There could be network connectivity issues. Make sure to have MTU=1500 in ESXi for VMKs and vSwitches. Also please be aware that any sort of teaming or any other network aggreagion are not supported https://www.starwindsoftware.com/best-p ... practices/.
Node2
6/21 5:00:41.382341 8b HA: Ssc_Request_Task::complete: Warning: sscRequestTask(0x0000000025CA2A90) Funciton(Execute SCSI Command) OpCode(0x42) ex(0x0) DiffTimeCompleteINIT = 3431 ms, DiffTimeCompleteEXEC = 3431 ms. Target: 'iqn.2008-08.com.starwindsoftware:10.0.1.61-vsan1'
6/21 5:00:42.842221 61 HA: Ssc_Request_Task::complete: Warning: sscRequestTask(0x000000002612B130) Funciton(Execute SCSI Command) OpCode(0xF3) ex(0x50) DiffTimeCompleteINIT = 3562 ms, DiffTimeCompleteEXEC = 3562 ms. Target: 'iqn.2008-08.com.starwindsoftware:10.0.1.61-vsan1'
6/21 5:00:44.572639 8b HA: Ssc_Request_Task::complete: Warning: sscRequestTask(0x0000000025CA2A90) Funciton(Execute SCSI Command) OpCode(0x42) ex(0x0) DiffTimeCompleteINIT = 3190 ms, DiffTimeCompleteEXEC = 3190 ms. Target: 'iqn.2008-08.com.starwindsoftware:10.0.1.61-vsan1'
6/21 5:00:45.869353 61 HA: Ssc_Request_Task::complete: Warning: sscRequestTask(0x000000002612B130) Funciton(Execute SCSI Command) OpCode(0xF3) ex(0x50) DiffTimeCompleteINIT = 3020 ms, DiffTimeCompleteEXEC = 3020 ms. Target: 'iqn.2008-08.com.starwindsoftware:10.0.1.61-vsan1'

Node2 again.
These events are fine
6/21 5:12:07.315933 b2 HA: DistSrwLock::EnterWriterOnTheDistributeSharersSide: (SWMRid = 0xCCCE) ENTER command on dist sharer(Id = 0xD2) can't be complete. Sharer return BUSY.
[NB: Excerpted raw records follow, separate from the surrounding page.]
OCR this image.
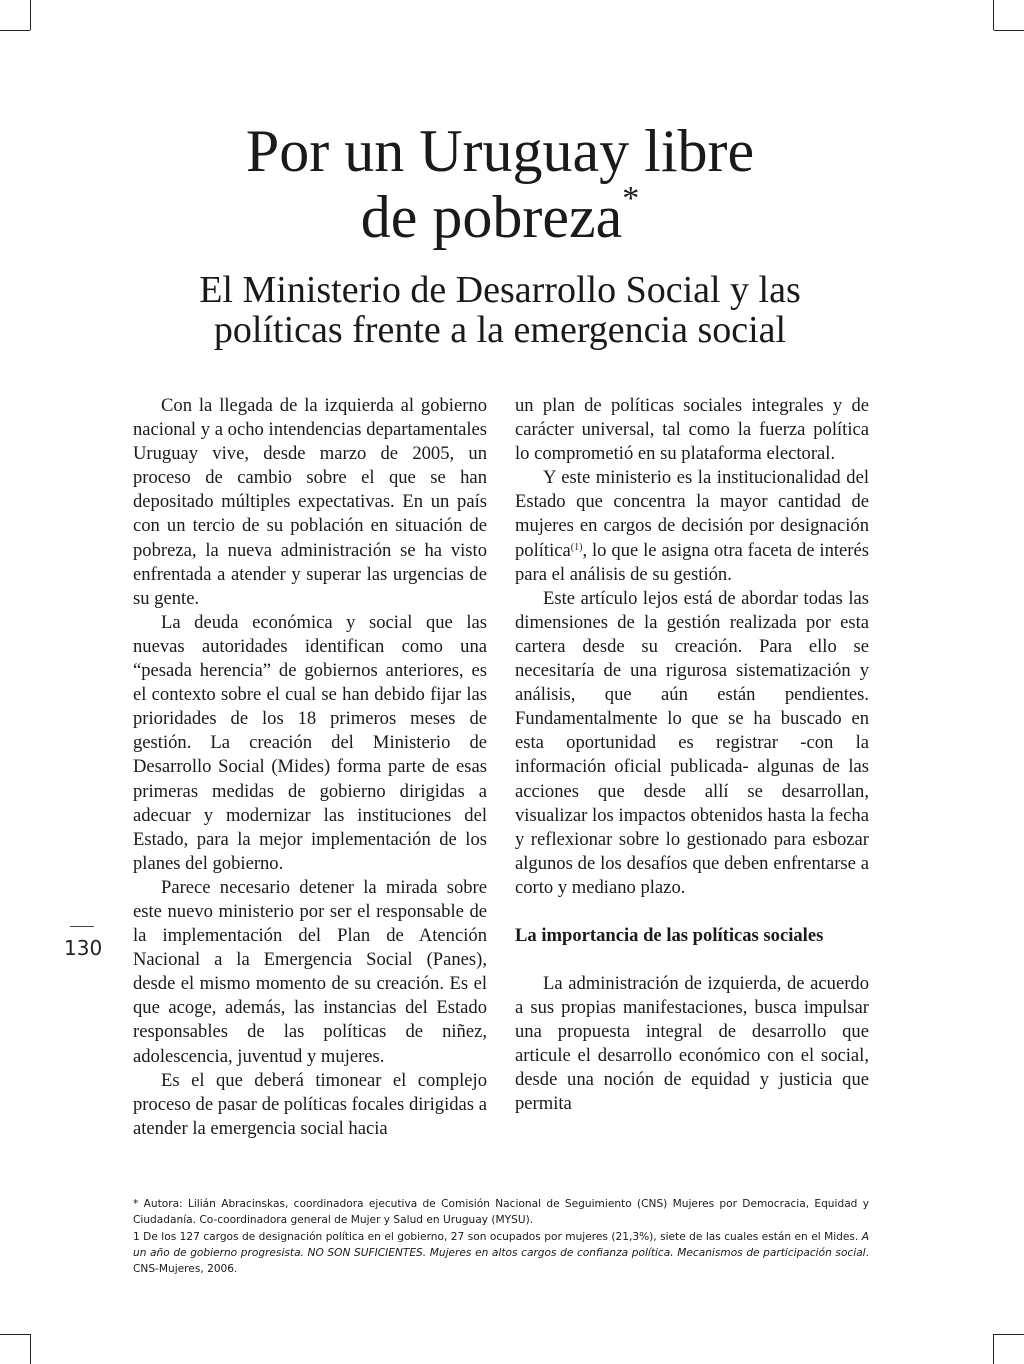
Por un Uruguay libre
de pobreza*
El Ministerio de Desarrollo Social y las
políticas frente a la emergencia social

Con la llegada de la izquierda al gobierno nacional y a ocho intendencias departamentales Uruguay vive, desde marzo de 2005, un proceso de cambio sobre el que se han depositado múltiples expectativas. En un país con un tercio de su población en situación de pobreza, la nueva administración se ha visto enfrentada a atender y superar las urgencias de su gente.

La deuda económica y social que las nuevas autoridades identifican como una “pesada herencia” de gobiernos anteriores, es el contexto sobre el cual se han debido fijar las prioridades de los 18 primeros meses de gestión. La creación del Ministerio de Desarrollo Social (Mides) forma parte de esas primeras medidas de gobierno dirigidas a adecuar y modernizar las instituciones del Estado, para la mejor implementación de los planes del gobierno.

Parece necesario detener la mirada sobre este nuevo ministerio por ser el responsable de la implementación del Plan de Atención Nacional a la Emergencia Social (Panes), desde el mismo momento de su creación. Es el que acoge, además, las instancias del Estado responsables de las políticas de niñez, adolescencia, juventud y mujeres.

Es el que deberá timonear el complejo proceso de pasar de políticas focales dirigidas a atender la emergencia social hacia

un plan de políticas sociales integrales y de carácter universal, tal como la fuerza política lo comprometió en su plataforma electoral.

Y este ministerio es la institucionalidad del Estado que concentra la mayor cantidad de mujeres en cargos de decisión por designación política$^{(1)}$, lo que le asigna otra faceta de interés para el análisis de su gestión.

Este artículo lejos está de abordar todas las dimensiones de la gestión realizada por esta cartera desde su creación. Para ello se necesitaría de una rigurosa sistematización y análisis, que aún están pendientes. Fundamentalmente lo que se ha buscado en esta oportunidad es registrar -con la información oficial publicada- algunas de las acciones que desde allí se desarrollan, visualizar los impactos obtenidos hasta la fecha y reflexionar sobre lo gestionado para esbozar algunos de los desafíos que deben enfrentarse a corto y mediano plazo.

La importancia de las políticas sociales

La administración de izquierda, de acuerdo a sus propias manifestaciones, busca impulsar una propuesta integral de desarrollo que articule el desarrollo económico con el social, desde una noción de equidad y justicia que permita

130

* Autora: Lilián Abracinskas, coordinadora ejecutiva de Comisión Nacional de Seguimiento (CNS) Mujeres por Democracia, Equidad y Ciudadanía. Co-coordinadora general de Mujer y Salud en Uruguay (MYSU).

1 De los 127 cargos de designación política en el gobierno, 27 son ocupados por mujeres (21,3%), siete de las cuales están en el Mides. A un año de gobierno progresista. NO SON SUFICIENTES. Mujeres en altos cargos de confianza política. Mecanismos de participación social. CNS-Mujeres, 2006.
6/21 5:12:07.315953 b2 HA: DistSrwLock::EnterWriter: (SWMRid = 0xCCCE) retry #35 after sleep 63 ms..
They just say that destination is busy doing something.

Node1
This may be VAAI CAW hangs.
6/21 5:11:22.263999 1d5 HA: HANode::completeSscCommandRequest: (0x89) CHECK_CONDITION , sense: 0xe 0x1d/0x0 returned.
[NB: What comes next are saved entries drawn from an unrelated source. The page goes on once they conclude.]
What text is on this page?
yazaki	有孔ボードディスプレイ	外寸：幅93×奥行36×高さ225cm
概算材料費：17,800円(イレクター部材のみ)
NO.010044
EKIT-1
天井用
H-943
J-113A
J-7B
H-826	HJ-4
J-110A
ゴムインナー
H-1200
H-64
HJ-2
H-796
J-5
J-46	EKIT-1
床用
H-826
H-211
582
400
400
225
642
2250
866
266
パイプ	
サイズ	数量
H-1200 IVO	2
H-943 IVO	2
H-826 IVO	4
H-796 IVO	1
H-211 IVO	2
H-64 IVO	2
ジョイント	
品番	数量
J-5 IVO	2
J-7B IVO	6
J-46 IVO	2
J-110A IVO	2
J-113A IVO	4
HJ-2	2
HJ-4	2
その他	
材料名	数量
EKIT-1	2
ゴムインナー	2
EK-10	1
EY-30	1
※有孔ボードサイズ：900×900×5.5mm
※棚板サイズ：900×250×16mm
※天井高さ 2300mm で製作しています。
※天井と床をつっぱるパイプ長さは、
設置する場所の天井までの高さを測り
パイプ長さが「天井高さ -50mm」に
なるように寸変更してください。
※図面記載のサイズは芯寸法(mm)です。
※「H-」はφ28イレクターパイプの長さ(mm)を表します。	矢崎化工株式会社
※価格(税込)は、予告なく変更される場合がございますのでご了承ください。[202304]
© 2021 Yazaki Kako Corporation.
Disable VAAI CAW and ATS inside ESXi https://kb.vmware.com/s/article/2146451.
If that does not help, disable it by editing the config file
1. Make sure HA devices are synchronized and the storage is available.
2. Stop StarWindVSA service on one VM.
3. Go to /opt/StarWind/StarWindVSA/drive_c/StarWind
4. Copy StarWind.cfg.
5. Open StarWind.cfg.
6. Locate <VaaiCawEnabled value="yes"/>
7. Change to <VaaiCawEnabled value="no"/>
6. Save and exit.
7. Start the service.
8. Repeat all the steps for another VM.